The Bay Area Air Quality Management District said that crews are focusing on ships, landfills, wastewater treatment plants and two flaring episodes at the Chevron Richmond refinery as potential culprits.
Monitoring devices planted around the Chevron facility revealed that sulfur was released on Tuesday at some point during the initial flaring episode, officials wrote in a news release. Data pertaining to the second flaring episode is still being compiled.
"Actually, it was last night; it was a strong odor similar to eggy, egg-type odor," Charlie Hermosa, of San Francisco, said. "It was some kind of industrial smell. It definitely didn’t smell good. Perhaps it was sulfur, don’t know for sure."
For the past two nights, complaints have come, including some near the Fairmont Hotel in San Francisco, where firefighters arrived, determined it was safe, but couldn’t locate the source. PG&E also inspected the area and found no leaks.
Officials representing the Bay Area Air Quality Management District, San Francisco and the city's fire department are working to unearth the source.

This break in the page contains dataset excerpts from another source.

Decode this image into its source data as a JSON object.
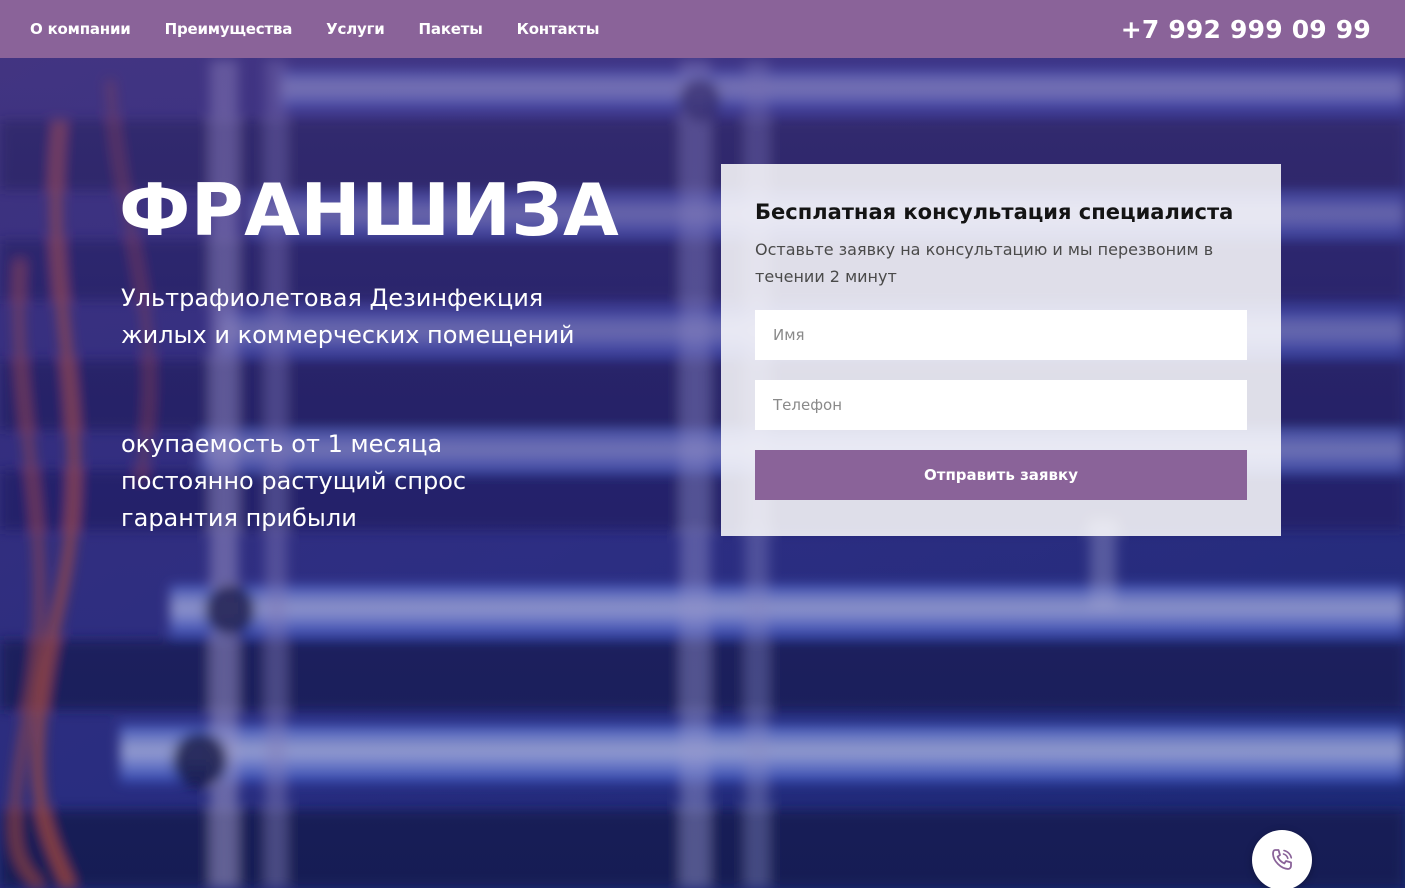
{
  "nav": {
    "items": [
      {
        "label": "О компании"
      },
      {
        "label": "Преимущества"
      },
      {
        "label": "Услуги"
      },
      {
        "label": "Пакеты"
      },
      {
        "label": "Контакты"
      }
    ],
    "phone": "+7 992 999 09 99"
  },
  "hero": {
    "title": "ФРАНШИЗА",
    "subtitle_line1": "Ультрафиолетовая Дезинфекция",
    "subtitle_line2": "жилых и коммерческих помещений",
    "benefits": [
      "окупаемость от 1 месяца",
      "постоянно растущий спрос",
      "гарантия прибыли"
    ]
  },
  "form": {
    "title": "Бесплатная консультация специалиста",
    "description": "Оставьте заявку на консультацию и мы перезвоним в течении 2 минут",
    "name_placeholder": "Имя",
    "phone_placeholder": "Телефон",
    "submit_label": "Отправить заявку"
  },
  "call_button": {
    "icon": "phone-call-icon"
  },
  "colors": {
    "brand": "#8a6399",
    "background": "#2c2464",
    "uv_glow": "#6f8cf0"
  }
}
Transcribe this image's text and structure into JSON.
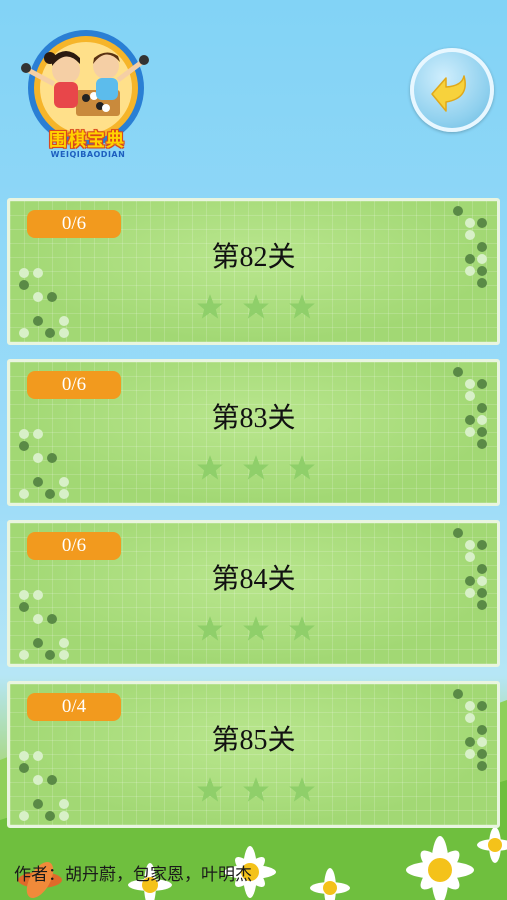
{
  "logo": {
    "title": "围棋宝典",
    "subtitle": "WEIQIBAODIAN"
  },
  "back_button": {
    "icon": "back-arrow-icon"
  },
  "levels": [
    {
      "progress": "0/6",
      "title": "第82关",
      "stars_earned": 0,
      "stars_total": 3
    },
    {
      "progress": "0/6",
      "title": "第83关",
      "stars_earned": 0,
      "stars_total": 3
    },
    {
      "progress": "0/6",
      "title": "第84关",
      "stars_earned": 0,
      "stars_total": 3
    },
    {
      "progress": "0/4",
      "title": "第85关",
      "stars_earned": 0,
      "stars_total": 3
    }
  ],
  "footer": {
    "author": "作者：胡丹蔚，包家恩，叶明杰"
  },
  "colors": {
    "sky": "#82d3f6",
    "card": "#a6dc78",
    "badge": "#f29a1e",
    "star": "#8fcf6a"
  }
}
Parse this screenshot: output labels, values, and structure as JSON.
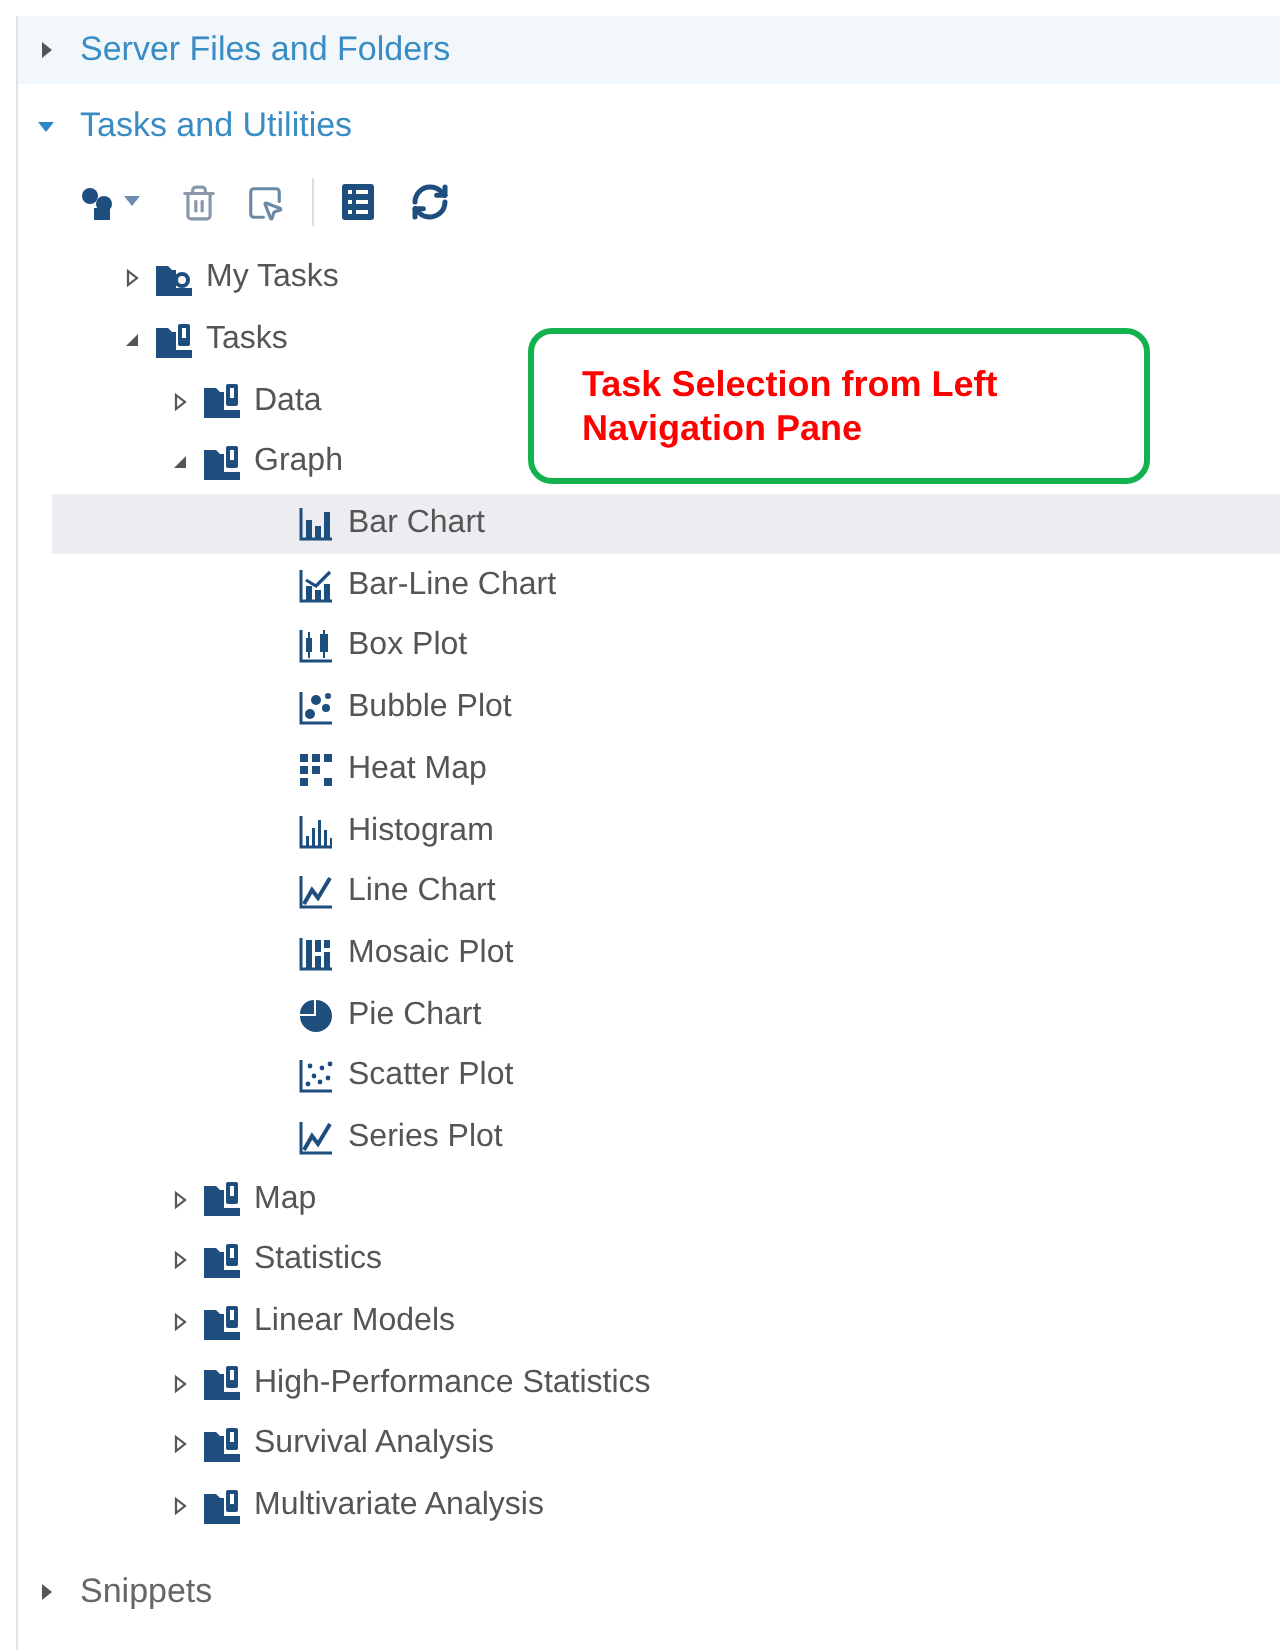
{
  "sections": [
    {
      "title": "Server Files and Folders",
      "expanded": false,
      "highlighted": true,
      "dimmed": false
    },
    {
      "title": "Tasks and Utilities",
      "expanded": true,
      "highlighted": false,
      "dimmed": false
    },
    {
      "title": "Snippets",
      "expanded": false,
      "highlighted": false,
      "dimmed": true
    }
  ],
  "tree": [
    {
      "label": "My Tasks",
      "kind": "user-folder",
      "expanded": false,
      "selected": false
    },
    {
      "label": "Tasks",
      "kind": "folder",
      "expanded": true,
      "selected": false,
      "children": [
        {
          "label": "Data",
          "kind": "folder",
          "expanded": false,
          "selected": false
        },
        {
          "label": "Graph",
          "kind": "folder",
          "expanded": true,
          "selected": false,
          "children": [
            {
              "label": "Bar Chart",
              "kind": "task",
              "selected": true
            },
            {
              "label": "Bar-Line Chart",
              "kind": "task",
              "selected": false
            },
            {
              "label": "Box Plot",
              "kind": "task",
              "selected": false
            },
            {
              "label": "Bubble Plot",
              "kind": "task",
              "selected": false
            },
            {
              "label": "Heat Map",
              "kind": "task",
              "selected": false
            },
            {
              "label": "Histogram",
              "kind": "task",
              "selected": false
            },
            {
              "label": "Line Chart",
              "kind": "task",
              "selected": false
            },
            {
              "label": "Mosaic Plot",
              "kind": "task",
              "selected": false
            },
            {
              "label": "Pie Chart",
              "kind": "task",
              "selected": false
            },
            {
              "label": "Scatter Plot",
              "kind": "task",
              "selected": false
            },
            {
              "label": "Series Plot",
              "kind": "task",
              "selected": false
            }
          ]
        },
        {
          "label": "Map",
          "kind": "folder",
          "expanded": false,
          "selected": false
        },
        {
          "label": "Statistics",
          "kind": "folder",
          "expanded": false,
          "selected": false
        },
        {
          "label": "Linear Models",
          "kind": "folder",
          "expanded": false,
          "selected": false
        },
        {
          "label": "High-Performance Statistics",
          "kind": "folder",
          "expanded": false,
          "selected": false
        },
        {
          "label": "Survival Analysis",
          "kind": "folder",
          "expanded": false,
          "selected": false
        },
        {
          "label": "Multivariate Analysis",
          "kind": "folder",
          "expanded": false,
          "selected": false
        }
      ]
    }
  ],
  "callout": {
    "text": "Task Selection from Left Navigation Pane"
  }
}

"We are looking at two flaring incidents that happened in Richmond," said Kristine Roselius, of the air quality district. "We are looking at local wastewater facilities, we're looking at landfills in the area as well as ships. There are number of potential sources."
Chevron released the following statement in response to the incident.
"The Bay Area Air Quality Management District (BAAQMD) is conducting a thorough investigation on the cause of the recent odors detected in Richmond and San Francisco. Chevron is providing the BAAQMD with information to help them complete their investigation. It is premature to speculate whether our recent flaring incidents are the cause of those odors.
"The Chevron Richmond Refinery did experience some intermittent flaring activity from approximately 8:30 p.m. - 9:30 p.m. last night due to a plant upset. Chevron has met with the BAAQMD and is providing data regarding the 12/29 flaring incident to help them with their analysis. Flares are a highly regulated safety device monitored by the air district, used in refineries to relieve pressure. Chevron is committed to protecting people and the environmental in every aspect of our operations. We are working hard to assess this issue and we are supporting the BAAQMD's investigation."
For those who wish to report a strange or unusual odor, the air quality district has a hotline at 800-334-ODOR (6367).